Refractions and Refractions Vol. 2 are the first two installments in clarinetist/composer Gleb Kanasevich’s ongoing effort to record music for clarinet by emerging composers. Kanasevich, a native of Belarus now living and working on the US East Coast, has a firm grounding in classical clarinet technique as well as an adventurous interest in contemporary solo and chamber work. The exhilaratingly performed music on both discs amply displays his refined approach to the instrument as well as his discernment in selecting stimulating new material to play.
Most of the tracks find Kanasevich in an electronically fostered or altered environment.

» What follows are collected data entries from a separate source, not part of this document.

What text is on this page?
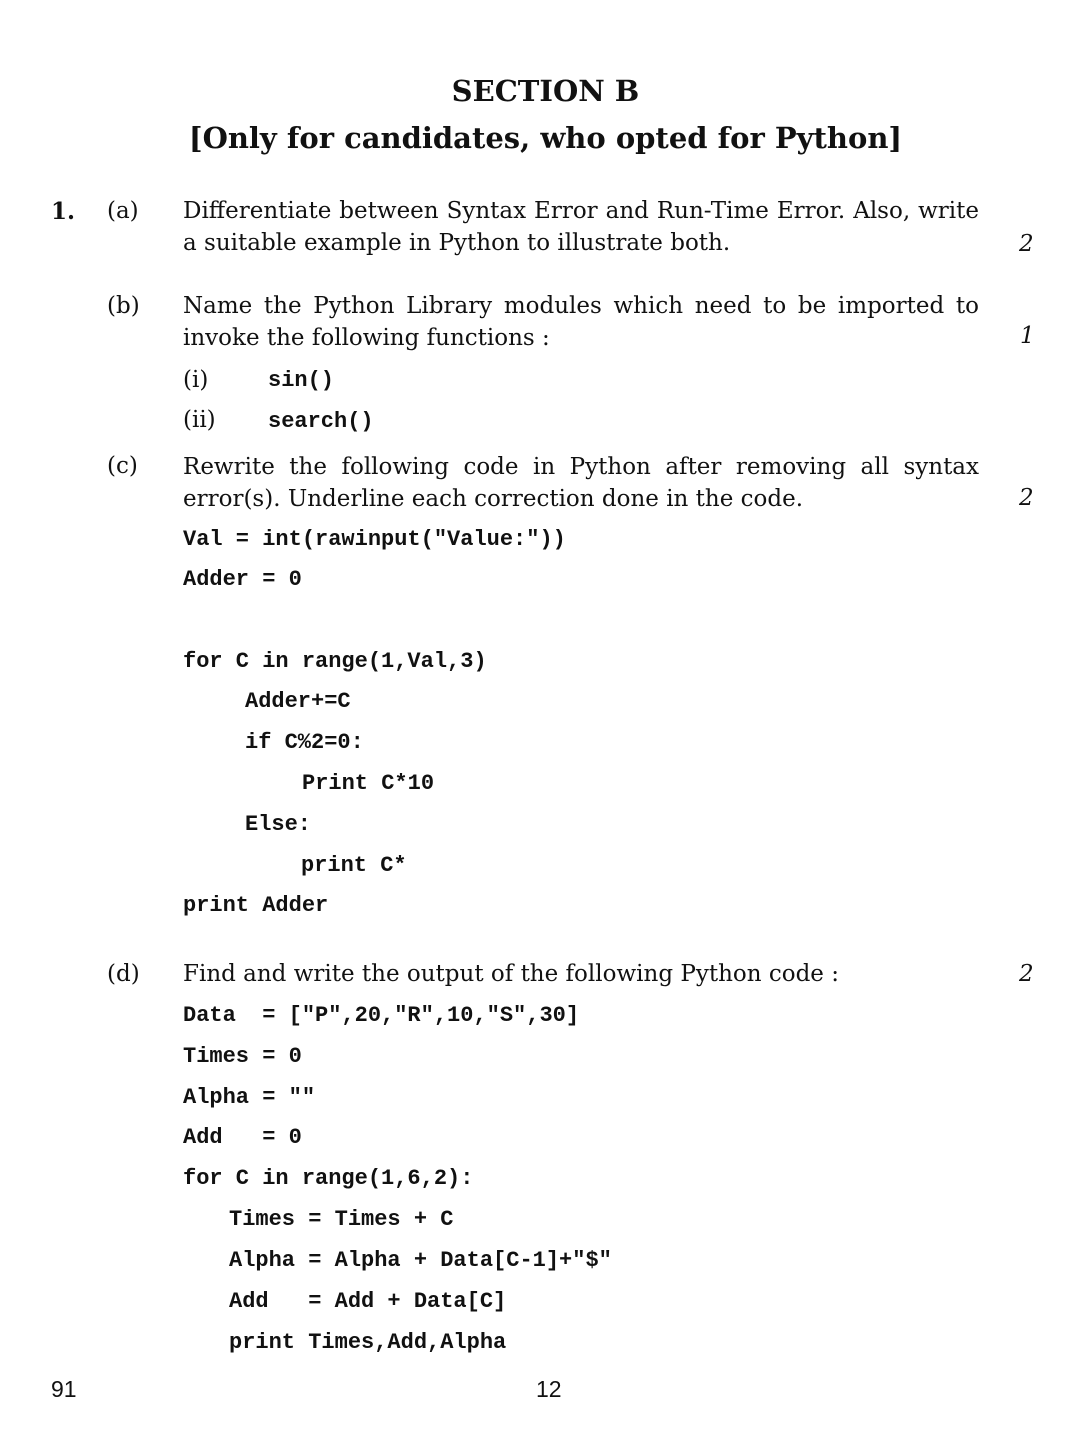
SECTION B
[Only for candidates, who opted for Python]
1. (a) Differentiate between Syntax Error and Run-Time Error. Also, write a suitable example in Python to illustrate both.	2
(b) Name the Python Library modules which need to be imported to invoke the following functions :	1
(i)	sin()
(ii) search()
(c) Rewrite the following code in Python after removing all syntax error(s). Underline each correction done in the code.	2
Val = int(rawinput("Value:"))
Adder = 0
for C in range(1,Val,3)
Adder+=C
if C%2=0:
Print C*10
Else:
print C*
print Adder
(d) Find and write the output of the following Python code :	2
Data  = ["P",20,"R",10,"S",30]
Times = 0
Alpha = ""
Add   = 0
for C in range(1,6,2):
Times = Times + C
Alpha = Alpha + Data[C-1]+"$"
Add   = Add + Data[C]
print Times,Add,Alpha
91	12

A good example is the opening track from the first volume, Kanasevich’s Zyklus Part One. The clarinet’s restless lines here are set out against a recorded backdrop of electronically manipulated samples of string instruments, as well as the sound of at least one other clarinet. Fay Wang’s Inside Insides for bass clarinet and tape, sets out electronic rumbling and hissing and occasional synthetic percussion against the warm, rounded tone of the bass clarinet’s lower registers. The harder-edged Nausea, composed by Brendon Randall-Meyers, creates a heavy rock sound–complete with synthesized drums—as a setting for Kanasevich’s suitably distorted clarinet. Ken Ueno’s I Screamed at the Sea, contained, like Inside Insides and Nausea on Vol. 2, has wind-like sounds punctuated by the amplified clarinet’s long, descending, trilled, bent, overblown notes.

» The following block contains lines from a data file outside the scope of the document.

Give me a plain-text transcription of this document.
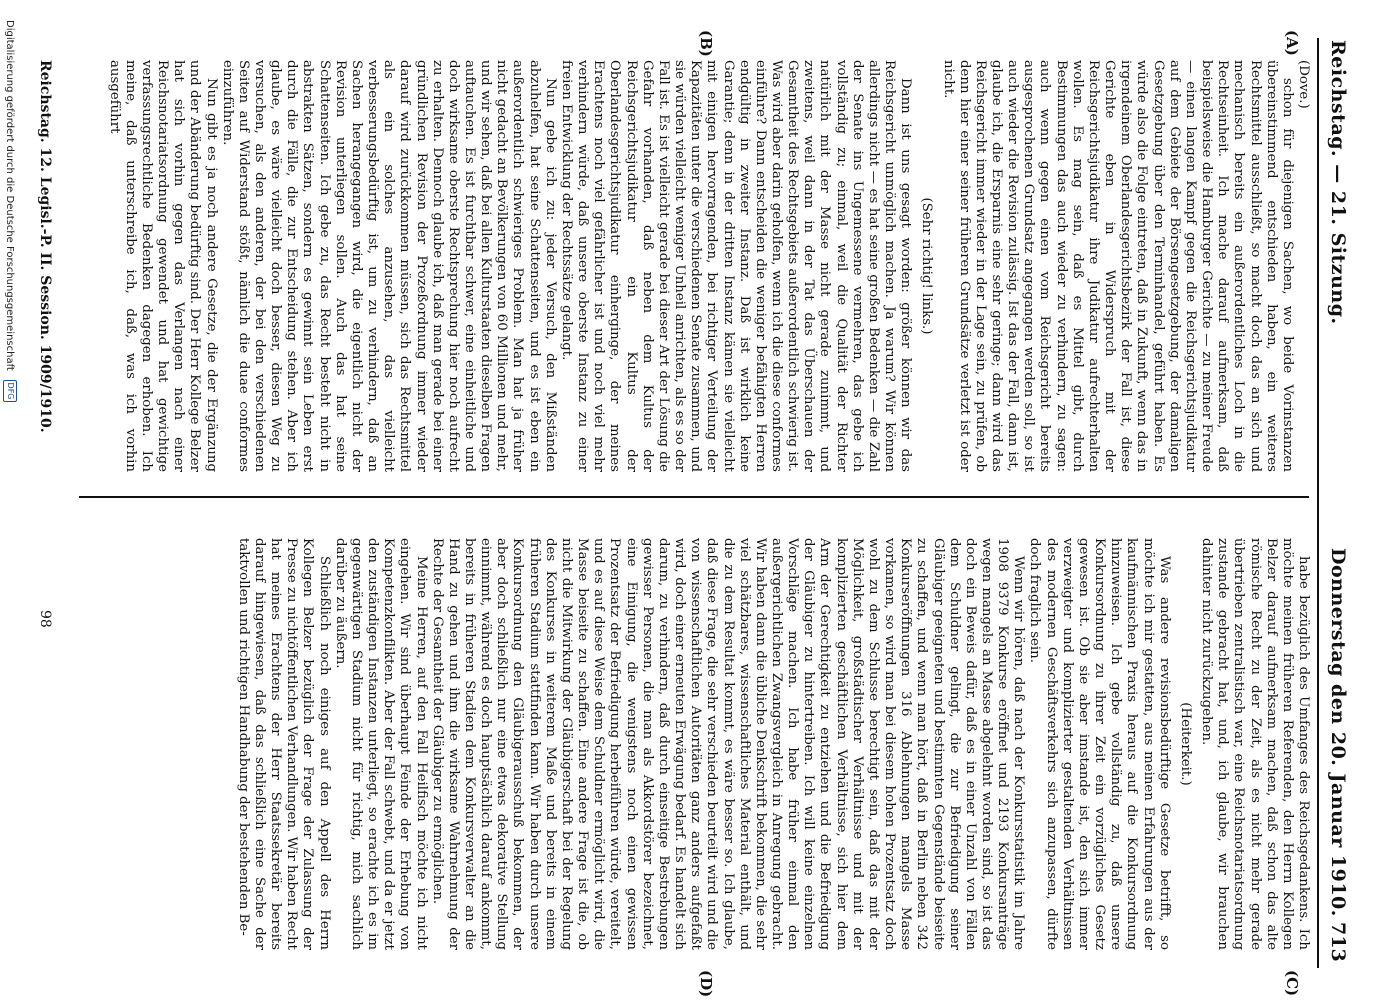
Reichstag. — 21. Sitzung.
Donnerstag den 20. Januar 1910.
713
(A)
(B)
(C)
(D)

(Dove.)

schon für diejenigen Sachen, wo beide Vorinstanzen übereinstimmend entschieden haben, ein weiteres Rechtsmittel ausschließt, so macht doch das an sich und mechanisch bereits ein außerordentliches Loch in die Rechtseinheit. Ich mache darauf aufmerksam, daß beispielsweise die Hamburger Gerichte — zu meiner Freude — einen langen Kampf gegen die Reichsgerichtsjudikatur auf dem Gebiete der Börsengesetzgebung, der damaligen Gesetzgebung über den Terminhandel, geführt haben. Es würde also die Folge eintreten, daß in Zukunft, wenn das in irgendeinem Oberlandesgerichtsbezirk der Fall ist, diese Gerichte eben in Widerspruch mit der Reichsgerichtsjudikatur ihre Judikatur aufrechterhalten wollen. Es mag sein, daß es Mittel gibt, durch Bestimmungen das auch wieder zu verhindern, zu sagen: auch wenn gegen einen vom Reichsgericht bereits ausgesprochenen Grundsatz angegangen werden soll, so ist auch wieder die Revision zulässig. Ist das der Fall, dann ist, glaube ich, die Ersparnis eine sehr geringe; dann wird das Reichsgericht immer wieder in der Lage sein, zu prüfen, ob denn hier einer seiner früheren Grundsätze verletzt ist oder nicht.

(Sehr richtig! links.)

Dann ist uns gesagt worden: größer können wir das Reichsgericht unmöglich machen. Ja warum? Wir können allerdings nicht — es hat seine großen Bedenken — die Zahl der Senate ins Ungemessene vermehren, das gebe ich vollständig zu; einmal, weil die Qualität der Richter natürlich mit der Masse nicht gerade zunimmt, und zweitens, weil dann in der Tat das Überschauen der Gesamtheit des Rechtsgebiets außerordentlich schwierig ist. Was wird aber darin geholfen, wenn ich die diese conformes einführe? Dann entscheiden die weniger befähigten Herren endgültig in zweiter Instanz. Daß ist wirklich keine Garantie; denn in der dritten Instanz kämen sie vielleicht mit einigen hervorragenden, bei richtiger Verteilung der Kapazitäten unter die verschiedenen Senate zusammen, und sie würden vielleicht weniger Unheil anrichten, als es so der Fall ist. Es ist vielleicht gerade bei dieser Art der Lösung die Gefahr vorhanden, daß neben dem Kultus der Reichsgerichtsjudikatur ein Kultus der Oberlandesgerichtsjudikatur einherginge, der meines Erachtens noch viel gefährlicher ist und noch viel mehr verhindern würde, daß unsere oberste Instanz zu einer freien Entwicklung der Rechtssätze gelangt.

Nun gebe ich zu: jeder Versuch, den Mißständen abzuhelfen, hat seine Schattenseiten, und es ist eben ein außerordentlich schwieriges Problem. Man hat ja früher nicht gedacht an Bevölkerungen von 60 Millionen und mehr, und wir sehen, daß bei allen Kulturstaaten dieselben Fragen auftauchen. Es ist furchtbar schwer, eine einheitliche und doch wirksame oberste Rechtsprechung hier noch aufrecht zu erhalten. Dennoch glaube ich, daß man gerade bei einer gründlichen Revision der Prozeßordnung immer wieder darauf wird zurückkommen müssen, sich das Rechtsmittel als ein solches anzusehen, das vielleicht verbesserungsbedürftig ist, um zu verhindern, daß an Sachen herangegangen wird, die eigentlich nicht der Revision unterliegen sollen. Auch das hat seine Schattenseiten. Ich gebe zu, das Recht besteht nicht in abstrakten Sätzen, sondern es gewinnt sein Leben erst durch die Fälle, die zur Entscheidung stehen. Aber ich glaube, es wäre vielleicht doch besser, diesen Weg zu versuchen, als den anderen, der bei den verschiedenen Seiten auf Widerstand stößt, nämlich die duae conformes einzuführen.

Nun gibt es ja noch andere Gesetze, die der Ergänzung und der Abänderung bedürftig sind. Der Herr Kollege Belzer hat sich vorhin gegen das Verlangen nach einer Reichsnotariatsordnung gewendet und hat gewichtige verfassungsrechtliche Bedenken dagegen erhoben. Ich meine, daß unterschreibe ich, daß, was ich vorhin ausgeführt

habe bezüglich des Umfanges des Reichsgedankens. Ich möchte meinen früheren Referenden, den Herrn Kollegen Belzer darauf aufmerksam machen, daß schon das alte römische Recht zu der Zeit, als es nicht mehr gerade übertrieben zentralistisch war, eine Reichsnotariatsordnung zustande gebracht hat, und, ich glaube, wir brauchen dahinter nicht zurückzugehen.

(Heiterkeit.)

Was andere revisionsbedürftige Gesetze betrifft, so möchte ich mir gestatten, aus meinen Erfahrungen aus der kaufmännischen Praxis heraus auf die Konkursordnung hinzuweisen. Ich gebe vollständig zu, daß unsere Konkursordnung zu ihrer Zeit ein vorzügliches Gesetz gewesen ist. Ob sie aber imstande ist, den sich immer verzweigter und komplizierter gestaltenden Verhältnissen des modernen Geschäftsverkehrs sich anzupassen, dürfte doch fraglich sein.

Wenn wir hören, daß nach der Konkursstatistik im Jahre 1908 9379 Konkurse eröffnet und 2193 Konkursanträge wegen mangels an Masse abgelehnt worden sind, so ist das doch ein Beweis dafür, daß es in einer Unzahl von Fällen dem Schuldner gelingt, die zur Befriedigung seiner Gläubiger geeigneten und bestimmten Gegenstände beiseite zu schaffen, und wenn man hört, daß in Berlin neben 342 Konkurseröffnungen 316 Ablehnungen mangels Masse vorkamen, so wird man bei diesem hohen Prozentsatz doch wohl zu dem Schlusse berechtigt sein, daß das mit der Möglichkeit, großstädtischer Verhältnisse und mit der komplizierten geschäftlichen Verhältnisse, sich hier dem Arm der Gerechtigkeit zu entziehen und die Befriedigung der Gläubiger zu hintertreiben. Ich will keine einzelnen Vorschläge machen. Ich habe früher einmal den außergerichtlichen Zwangsvergleich in Anregung gebracht. Wir haben dann die übliche Denkschrift bekommen, die sehr viel schätzbares, wissenschaftliches Material enthält, und die zu dem Resultat kommt, es wäre besser so. Ich glaube, daß diese Frage, die sehr verschieden beurteilt wird und die von wissenschaftlichen Autoritäten ganz anders aufgefaßt wird, doch einer erneuten Erwägung bedarf. Es handelt sich darum, zu verhindern, daß durch einseitige Bestrebungen gewisser Personen, die man als Akkordstörer bezeichnet, eine Einigung, die wenigstens noch einen gewissen Prozentsatz der Befriedigung herbeiführen würde, vereitelt, und es auf diese Weise dem Schuldner ermöglicht wird, die Masse beiseite zu schaffen. Eine andere Frage ist die, ob nicht die Mitwirkung der Gläubigerschaft bei der Regelung des Konkurses in weiterem Maße und bereits in einem früheren Stadium stattfinden kann. Wir haben durch unsere Konkursordnung den Gläubigerausschuß bekommen, der aber doch schließlich nur eine etwas dekorative Stellung einnimmt, während es doch hauptsächlich darauf ankommt, bereits in früheren Stadien dem Konkursverwalter an die Hand zu gehen und ihm die wirksame Wahrnehmung der Rechte der Gesamtheit der Gläubiger zu ermöglichen.

Meine Herren, auf den Fall Heilfisch möchte ich nicht eingehen. Wir sind überhaupt Feinde der Erhebung von Kompetenzkonflikten. Aber der Fall schwebt, und da er jetzt den zuständigen Instanzen unterliegt, so erachte ich es im gegenwärtigen Stadium nicht für richtig, mich sachlich darüber zu äußern.

Schließlich noch einiges auf den Appell des Herrn Kollegen Belzer bezüglich der Frage der Zulassung der Presse zu nichtöffentlichen Verhandlungen. Wir haben Recht hat meines Erachtens der Herr Staatssekretär bereits darauf hingewiesen, daß das schließlich eine Sache der taktvollen und richtigen Handhabung der bestehenden Be-

Reichstag. 12. Legisl.-P. II. Session. 1909/1910.
98
Digitalisierung gefördert durch die Deutsche Forschungsgemeinschaft DFG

In contrast to the more aggressive, electronically-driven pieces on Vol. 2, the first volume highlights pieces for acoustic solo clarinet. Alican Camci’s restrained Bosluk Ve Telafi, whose repeated long tones are interspersed with short bursts of notes, subtly integrates multiphonics and microtonal fluctuations into its melodic development. Viet Cuong’s Zanelle is an almost defiantly melodic piece that eschews extended technique, but nonetheless sounds contemporary with its leaps of register and intervals. Ignis Fatuus by Brazilian-born composer Rodrigo Bussad is an introspective piece that brings out the instrument’s melancholy shadings, which are intermittently broken by a shriek or whimsical skip and jump.
The one outlier is Steve Reich’s New York Pulse, included on Vol.2. Reich is hardly an emerging young composer, but the piece was influential on Kanasevich and his generation of composers.